For a conceptual understanding of when events are run within the trainer, see the below pseudo-code outline:

model = your_model()
<INIT>  # model surgery here
optimizers = SGD(model.parameters(), lr=0.01)
schedulers = CosineAnnealing(optimizers, T_max=90)

ddp.launch()  # for multi-GPUs, processes are forked here
<TRAINING_START>  # has access to process rank for DDP

for epoch in range(90):
    <EPOCH_START>

    for batch in dataloader:
        <AFTER_DATALOADER>
        <BATCH_START>

        #-- closure: forward/backward/loss -- #
        <BEFORE_TRAIN_BATCH>

        # for gradient accumulation
        for microbatch in batch:
            <BEFORE_FORWARD>
            outputs = model.forward(microbatch)
            <AFTER_FORWARD>
            <BEFORE_LOSS>
            loss = model.loss(outputs, microbatch)
            <AFTER_LOSS>
            <BEFORE_BACKWARD>
            loss.backward()
            <AFTER_BACKWARD>

        gradient_unscaling()  # for mixed precision
        gradient_clipping()
        <AFTER_TRAIN_BATCH>
        # -------------------------- #

        optimizer.step() # grad scaling (AMP) also

        <BATCH_END>
        scheduler.step('step')
        maybe_eval()

    scheduler.step('epoch')
    maybe_eval()
    <EPOCH_END>

<TRAINING_END>

def maybe_eval():
    <EVAL_START>

    for batch in eval_dataloader:
        <EVAL_BATCH_START>

        <EVAL_BEFORE_FORWARD>
        outputs, targets = model.validate(batch)
        <EVAL_AFTER_FORWARD>

        metrics.update(outputs, targets)
        <EVAL_BATCH_END>

    <EVAL_END>

Note

Several events occur right after each other (e.g. AFTER_DATALOADER and BATCH_START). We keep these separate because algorithms/callbacks may want to run, for example, after all the dataloader transforms.

INIT: Immediately after model initialization, and before creation of optimizers and schedulers. Model surgery typically occurs here.

TRAINING_START: Start of training. For multi-GPU training, runs after the DDP process fork.

EPOCH_START: Start of an epoch.

BATCH_START: Start of a batch.

AFTER_DATALOADER: Immediately after the dataloader is called. Typically used for on-GPU dataloader transforms.

BEFORE_TRAIN_BATCH: Before the forward-loss-backward computation for a training batch. When using gradient accumulation, this is still called only once.

BEFORE_FORWARD: Before the call to model.forward().

AFTER_FORWARD: After the call to model.forward().

BEFORE_LOSS: Before the call to model.loss().

AFTER_LOSS: After the call to model.loss().

BEFORE_BACKWARD: Before the call to loss.backward().

AFTER_BACKWARD: After the call to loss.backward().

AFTER_TRAIN_BATCH: After the forward-loss-backward computation for a training batch. When using gradient accumulation, this is still called only once.

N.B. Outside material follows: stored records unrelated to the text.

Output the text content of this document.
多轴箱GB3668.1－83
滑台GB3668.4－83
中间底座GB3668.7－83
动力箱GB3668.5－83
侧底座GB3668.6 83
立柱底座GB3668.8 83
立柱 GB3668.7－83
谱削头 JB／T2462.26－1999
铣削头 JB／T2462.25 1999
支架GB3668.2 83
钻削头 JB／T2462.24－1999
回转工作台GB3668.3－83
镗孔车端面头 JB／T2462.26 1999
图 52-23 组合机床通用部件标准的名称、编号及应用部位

BATCH_END: End of a batch, which occurs after the optimizer step and any gradient scaling.

EPOCH_END: End of an epoch.

TRAINING_END: End of training.

EVAL_START: Start of evaluation through the validation dataset.

EVAL_BATCH_START: Before the call to model.validate(batch)

EVAL_BEFORE_FORWARD: Before the call to model.validate(batch)

EVAL_AFTER_FORWARD: After the call to model.validate(batch)

EVAL_BATCH_END: After the call to model.validate(batch)

EVAL_END: End of evaluation through the validation dataset.